They’re Onboarded! Now What?

Kyla Holcombe, Ph.D., Insights Consultant & Organizational PsychologistOnboarding0 Comments

Hiring manager thought: “Success! We recruited and hired several new employees. Employees that are promising . . . and expensive, enthusiastic . . . and time-consuming, skilled . . . and not yet ready to execute. And, some say as many as 17% may quit within their first 3 months, with as many as 30% deciding to leave within 6 months (BambooHR, 2014). Will this group of new talent bring the value, energy, and skills we need to make the investment in them worthwhile?”

New hire thought: “I got the job! Got the job! Now what? Am I actually qualified for this? They’re going to find out I’m not qualified for this. But I am quick to learn. Will my boss help mentor me? Are my coworkers as helpful and supportive as they seem? When does my first paycheck come? . . .”

Bringing new people onto your team is an exciting and stressful time, for all parties involved. To help ease the transition, most companies engage in some formal or informal onboarding process.

PURPOSE OF ONABORDING: Ensure employees feel valued and can be effective from day one.

PROBLEM WITH ONBOARDING: How do you execute it well and know it’s working?
SOLUTION: Conduct an onboarding survey (well, qualifier, this is one important piece of the process).

An onboarding survey allows you to identify what’s working well and potential gaps in your employees’ onboarding experience.

For example:

Is the job what employees signed up for and did the recruiting and hiring processes give proper expectations for what the job actually entails?
Do employees have what they need to be up and running quickly?
How successfully have you introduced employees to the work environment, their teams, leadership, and organizational values; do new hires feel a personal connection?

Conducting a short survey to assess and monitor your onboarding process has several benefits. First, a survey is quick and easy. Time constraints and insufficient HR staff are among the top reasons that companies do not offer as many onboarding practices as they think they should (SHRM, 2011); using an online survey can help combat these challenges and still get your organization helpful information about the process. Second, the anonymity and confidentiality offered by a survey creates opportunities for new employees to be honest and open about their experiences. Additionally, and probably most importantly, feedback about the onboarding process and whether it’s working can help you fix what is broken, preventing the loss of skilled and motivated talent in this influential time.

How long should the onboarding survey be?: No more than 30 items, keeping the survey at 5 minutes or less to complete.

What should we ask on the survey?: Research and best practices show that four key areas are essential to include on your onboarding survey:

Culture: company values, norms, and behaviors
People: connections with others
Expectations: roles and responsibilities
Onboarding Process: effectiveness of the process
And, if you are really savvy, you should ask about outcomes related to all of your hard onboarding work, such as employee engagement or intent to stay with your organization.

Who should take the survey?: All new hires!
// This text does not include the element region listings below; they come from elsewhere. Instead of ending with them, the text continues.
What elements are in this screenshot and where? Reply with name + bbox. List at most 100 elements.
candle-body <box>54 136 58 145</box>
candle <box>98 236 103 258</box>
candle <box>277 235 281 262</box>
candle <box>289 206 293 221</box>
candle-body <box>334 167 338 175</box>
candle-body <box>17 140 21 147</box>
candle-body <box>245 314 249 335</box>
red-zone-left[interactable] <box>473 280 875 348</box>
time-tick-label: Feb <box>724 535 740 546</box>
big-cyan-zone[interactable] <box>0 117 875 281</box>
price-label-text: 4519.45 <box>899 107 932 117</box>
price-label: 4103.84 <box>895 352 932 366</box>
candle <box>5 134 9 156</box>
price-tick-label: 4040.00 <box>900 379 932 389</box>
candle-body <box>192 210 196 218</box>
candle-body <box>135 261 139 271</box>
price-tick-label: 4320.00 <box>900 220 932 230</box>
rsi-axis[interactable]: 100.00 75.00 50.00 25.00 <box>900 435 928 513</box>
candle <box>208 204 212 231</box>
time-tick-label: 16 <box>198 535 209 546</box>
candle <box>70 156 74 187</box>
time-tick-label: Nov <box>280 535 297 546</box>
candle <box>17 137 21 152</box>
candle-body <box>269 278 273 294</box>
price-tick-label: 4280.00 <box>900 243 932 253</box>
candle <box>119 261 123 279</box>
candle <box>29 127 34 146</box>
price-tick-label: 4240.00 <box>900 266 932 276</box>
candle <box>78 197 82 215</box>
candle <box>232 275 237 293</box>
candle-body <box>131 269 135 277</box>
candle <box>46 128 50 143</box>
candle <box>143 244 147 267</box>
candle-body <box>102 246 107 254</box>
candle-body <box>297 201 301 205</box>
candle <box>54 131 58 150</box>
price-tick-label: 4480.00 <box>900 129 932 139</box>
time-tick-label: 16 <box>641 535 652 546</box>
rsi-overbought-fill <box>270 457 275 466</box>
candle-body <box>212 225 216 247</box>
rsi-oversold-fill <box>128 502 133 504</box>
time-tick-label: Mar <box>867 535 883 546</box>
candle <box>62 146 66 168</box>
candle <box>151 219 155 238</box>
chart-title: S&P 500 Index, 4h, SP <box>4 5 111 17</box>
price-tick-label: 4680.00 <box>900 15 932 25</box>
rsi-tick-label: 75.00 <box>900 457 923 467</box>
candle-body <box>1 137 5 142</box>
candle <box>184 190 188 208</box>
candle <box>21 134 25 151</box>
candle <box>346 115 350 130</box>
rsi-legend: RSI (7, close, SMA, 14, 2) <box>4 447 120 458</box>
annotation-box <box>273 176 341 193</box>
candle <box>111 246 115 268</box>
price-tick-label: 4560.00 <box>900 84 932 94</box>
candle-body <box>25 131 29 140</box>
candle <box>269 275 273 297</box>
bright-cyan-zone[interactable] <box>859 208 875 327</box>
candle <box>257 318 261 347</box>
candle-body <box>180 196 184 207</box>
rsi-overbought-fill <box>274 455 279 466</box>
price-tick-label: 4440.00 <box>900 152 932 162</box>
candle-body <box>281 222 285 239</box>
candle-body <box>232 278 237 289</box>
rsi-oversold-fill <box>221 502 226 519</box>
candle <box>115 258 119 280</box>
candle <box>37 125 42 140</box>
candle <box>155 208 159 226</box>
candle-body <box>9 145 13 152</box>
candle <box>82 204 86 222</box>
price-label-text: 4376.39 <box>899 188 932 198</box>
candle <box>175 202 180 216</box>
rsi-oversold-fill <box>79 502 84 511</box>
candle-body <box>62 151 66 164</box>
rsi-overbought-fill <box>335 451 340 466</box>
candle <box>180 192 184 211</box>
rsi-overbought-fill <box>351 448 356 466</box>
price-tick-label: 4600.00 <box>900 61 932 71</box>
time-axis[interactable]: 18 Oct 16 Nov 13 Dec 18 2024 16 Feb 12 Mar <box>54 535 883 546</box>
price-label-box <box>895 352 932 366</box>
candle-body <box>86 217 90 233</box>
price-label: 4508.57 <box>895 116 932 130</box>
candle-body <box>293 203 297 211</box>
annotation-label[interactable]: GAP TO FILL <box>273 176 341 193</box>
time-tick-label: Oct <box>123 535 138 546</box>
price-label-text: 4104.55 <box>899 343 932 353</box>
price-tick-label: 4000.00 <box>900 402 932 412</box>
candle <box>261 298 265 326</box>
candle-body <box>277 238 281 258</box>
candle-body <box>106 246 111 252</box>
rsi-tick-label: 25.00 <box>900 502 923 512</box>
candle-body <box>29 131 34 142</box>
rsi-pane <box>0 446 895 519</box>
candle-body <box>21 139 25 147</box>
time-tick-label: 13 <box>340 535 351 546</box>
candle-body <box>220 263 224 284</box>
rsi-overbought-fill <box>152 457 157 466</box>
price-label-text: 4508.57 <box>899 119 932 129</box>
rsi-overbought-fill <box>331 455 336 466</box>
Make sure to capture perceptions of as many employees as possible to ensure a full and representative picture of the onboarding process. This requires some trust-building with your new employees to encourage not only their participation, but their honest feedback.

When should we give the survey?: It is important to plan the timing of your survey/s where it makes sense within the overall onboarding process. Many organizations conduct onboarding only during the employee’s first week on the job, but a number continue to onboard over several months (SHRM, 2011). For example, some trainings have longer durations, like at Zappos where they have an intensive 5-week training course (Bauer, 2010). According to BambooHR, an overwhelming number of employees (75%) report that initial training is most important part of onboarding, so you will want to survey after initial training is complete.

In terms of frequency, it is best practice to administer surveys after 30 and 60 days. Taking a quick pulse at 90- and 120-day milestones is also recommended. Leaving a survey open for two weeks should capture current perceptions that can change quickly, while also being a realistic window for busy, new employees to complete the questionnaire.

With effective onboarding, your company can nurture relationships with new employees, prevent costly turnover, and build employees’ active commitment, personal significance of their work, and confidence in the future of your organization. it is important to get onboarding right and have evidence that the process is making your employees feel valued and effective as soon as possible.

References:

BambooHR. (2014). The definitive guide to onboarding: Everything you need to know to onboard like a pro.

SHRM. (2011). SHRM survey findings: Onboarding practices.